Well, OK then.
I thought this thread was going along fine without me.
What I see in the mobile home business is an interesting cross section of humanity.
I encounter a lot of people who have not been responsible with money and are just trying me out to see if they can somehow get a house trailer off of me.
And I encounter many decent people who have had unfortunate things happen, more often than not medical, that have damaged them financiallly and damaged their credit. Unfortunately, I can’t do much for them other than make suggestions about how to go forward to repair their credit.
And I encounter a lot of responsible people who are just getting started, are ready to own their first home, and have decided a mobile home, sometimes on property their family owns, sometimes on a rented lot in the country or in a mobile home park, is the way they want to go. Plus a fair number of seniors who are downsizing, moving closer to their kids or out to the countryside after selling the house that’s bigger than they need now. And also I encounter established working people who have lived in mobile homes for a long time and are replacing an old one.
I make each home the best I can possibly do within the constraints that will still allow it to sell at a price people can accept. My homes cost typically about half what a new one will cost, and they’re every bit as nice. It’s not unusual for a customer to tell me they went to 30 dealers before they saw my homes and decided to buy from me.
I work on them (Gary, who’s some kind of saint of a handiman does more of the hands on work nowadays while I run the business), not thinking about what it will mean to the people who eventually will live there. Selling one of these is a fairly rare event, so I forget what it’s like each time.
Then I do sell one, and the buyers remind me what a big thing it is. It’s somebody’s home, and oftentimes, it changes their lives.
This is kind of roundabout, but I guess my point is, when you only see a population of people from a distance, it’s easy to think they’re all alike. But the thing is, people are people, no matter where they are and no matter what broad category of humanity they might happen to fit.
The closer you get, the easier it is to see that there are decent people everywhere, and there are shady people everywhere. It’s got nothing to do with social status or property value, as far as I can tell.
One of the best things I ever heard was from an east Indian traditional physician who said, “My advice to you is, never think of anyone as bigger than you are, and never think of anyone as smaller than you are. Always think of everyone as just the same as you.”
Gary has fostered something like 58 kids. His son will be getting out in about a week after two years in prison for a series of DUI’s. His other son just bought a place in Tennessee where he’s moved from Colorado to take over a management job with a large construction company. Gary doesn’t talk about one any differently than the other. If I can keep things going well enough to support the payroll, his son who is just getting out will be working for me before long, alongside his father while he tries to put his life back together.

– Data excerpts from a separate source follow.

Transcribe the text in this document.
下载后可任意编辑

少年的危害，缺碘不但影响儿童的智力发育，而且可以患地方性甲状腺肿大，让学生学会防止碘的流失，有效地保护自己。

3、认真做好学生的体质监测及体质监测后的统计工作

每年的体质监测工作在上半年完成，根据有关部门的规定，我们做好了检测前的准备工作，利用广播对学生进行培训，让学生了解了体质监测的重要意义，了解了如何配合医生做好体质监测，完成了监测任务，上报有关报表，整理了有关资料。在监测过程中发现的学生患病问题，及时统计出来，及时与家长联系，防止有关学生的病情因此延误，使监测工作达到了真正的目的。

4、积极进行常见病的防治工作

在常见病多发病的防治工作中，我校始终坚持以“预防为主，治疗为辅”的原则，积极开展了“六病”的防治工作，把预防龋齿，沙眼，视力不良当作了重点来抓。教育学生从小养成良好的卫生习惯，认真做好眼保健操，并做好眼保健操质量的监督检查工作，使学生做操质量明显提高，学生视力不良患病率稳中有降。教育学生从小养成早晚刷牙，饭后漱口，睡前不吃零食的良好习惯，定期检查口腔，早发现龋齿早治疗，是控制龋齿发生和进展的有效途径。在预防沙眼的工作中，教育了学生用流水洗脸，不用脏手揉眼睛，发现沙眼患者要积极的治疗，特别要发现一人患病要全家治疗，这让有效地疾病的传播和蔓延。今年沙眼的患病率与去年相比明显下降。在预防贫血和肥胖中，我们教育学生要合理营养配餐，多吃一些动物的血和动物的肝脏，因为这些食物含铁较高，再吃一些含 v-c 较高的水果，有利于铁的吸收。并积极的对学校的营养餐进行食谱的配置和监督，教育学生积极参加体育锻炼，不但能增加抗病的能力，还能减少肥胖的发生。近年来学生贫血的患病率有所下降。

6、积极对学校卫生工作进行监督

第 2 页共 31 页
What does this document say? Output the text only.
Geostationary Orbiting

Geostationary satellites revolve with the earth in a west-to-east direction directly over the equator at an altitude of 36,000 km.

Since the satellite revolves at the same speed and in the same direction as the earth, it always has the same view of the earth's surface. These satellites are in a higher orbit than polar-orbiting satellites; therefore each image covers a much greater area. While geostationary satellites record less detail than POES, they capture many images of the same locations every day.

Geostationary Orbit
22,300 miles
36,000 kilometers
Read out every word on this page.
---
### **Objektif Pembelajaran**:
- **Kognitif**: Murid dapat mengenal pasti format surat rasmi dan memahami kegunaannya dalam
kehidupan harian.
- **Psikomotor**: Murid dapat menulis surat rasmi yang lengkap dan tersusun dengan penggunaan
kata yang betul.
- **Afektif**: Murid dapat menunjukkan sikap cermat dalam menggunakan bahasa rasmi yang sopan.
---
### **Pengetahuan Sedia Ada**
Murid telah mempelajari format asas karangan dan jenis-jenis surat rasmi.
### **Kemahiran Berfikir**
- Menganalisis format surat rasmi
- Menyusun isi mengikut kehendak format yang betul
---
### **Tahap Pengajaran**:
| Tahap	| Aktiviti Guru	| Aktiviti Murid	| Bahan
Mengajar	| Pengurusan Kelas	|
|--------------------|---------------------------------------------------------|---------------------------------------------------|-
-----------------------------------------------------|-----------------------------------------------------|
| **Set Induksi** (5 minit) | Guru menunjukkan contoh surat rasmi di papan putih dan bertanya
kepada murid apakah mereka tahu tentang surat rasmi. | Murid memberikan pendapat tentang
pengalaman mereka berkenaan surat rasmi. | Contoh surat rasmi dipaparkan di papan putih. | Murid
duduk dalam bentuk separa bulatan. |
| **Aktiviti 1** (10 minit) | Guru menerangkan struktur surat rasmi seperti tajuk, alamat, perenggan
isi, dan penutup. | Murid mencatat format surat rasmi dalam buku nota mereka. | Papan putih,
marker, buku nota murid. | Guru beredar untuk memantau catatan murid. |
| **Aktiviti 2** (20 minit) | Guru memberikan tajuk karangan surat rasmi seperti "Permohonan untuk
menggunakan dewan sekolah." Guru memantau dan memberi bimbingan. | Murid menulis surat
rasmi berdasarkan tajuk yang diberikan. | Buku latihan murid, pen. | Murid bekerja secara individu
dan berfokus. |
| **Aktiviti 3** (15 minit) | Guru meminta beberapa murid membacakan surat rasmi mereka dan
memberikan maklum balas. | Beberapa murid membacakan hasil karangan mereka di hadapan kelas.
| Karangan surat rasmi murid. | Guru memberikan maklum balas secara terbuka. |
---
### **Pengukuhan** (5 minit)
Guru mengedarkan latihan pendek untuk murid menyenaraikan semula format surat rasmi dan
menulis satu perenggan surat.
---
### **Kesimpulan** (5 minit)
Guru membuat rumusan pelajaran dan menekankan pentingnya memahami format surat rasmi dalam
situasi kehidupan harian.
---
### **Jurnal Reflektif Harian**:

I don’t feel qualified to say much about adoption, really. I never thought I would have children at all, and it never would have occurred to me to go into adoption on my own. As it happens with many men, adopting kids was part of the package that came with the relationship with my life’s partner. I accepted that and followed Arleen into it.
I don’t have words for what the experience has been/is like, except to say that in a very real way, each of these seven children has adopted me just as much as I’ve adopted them, and they have done at least as much for me as I could ever possibly do for them.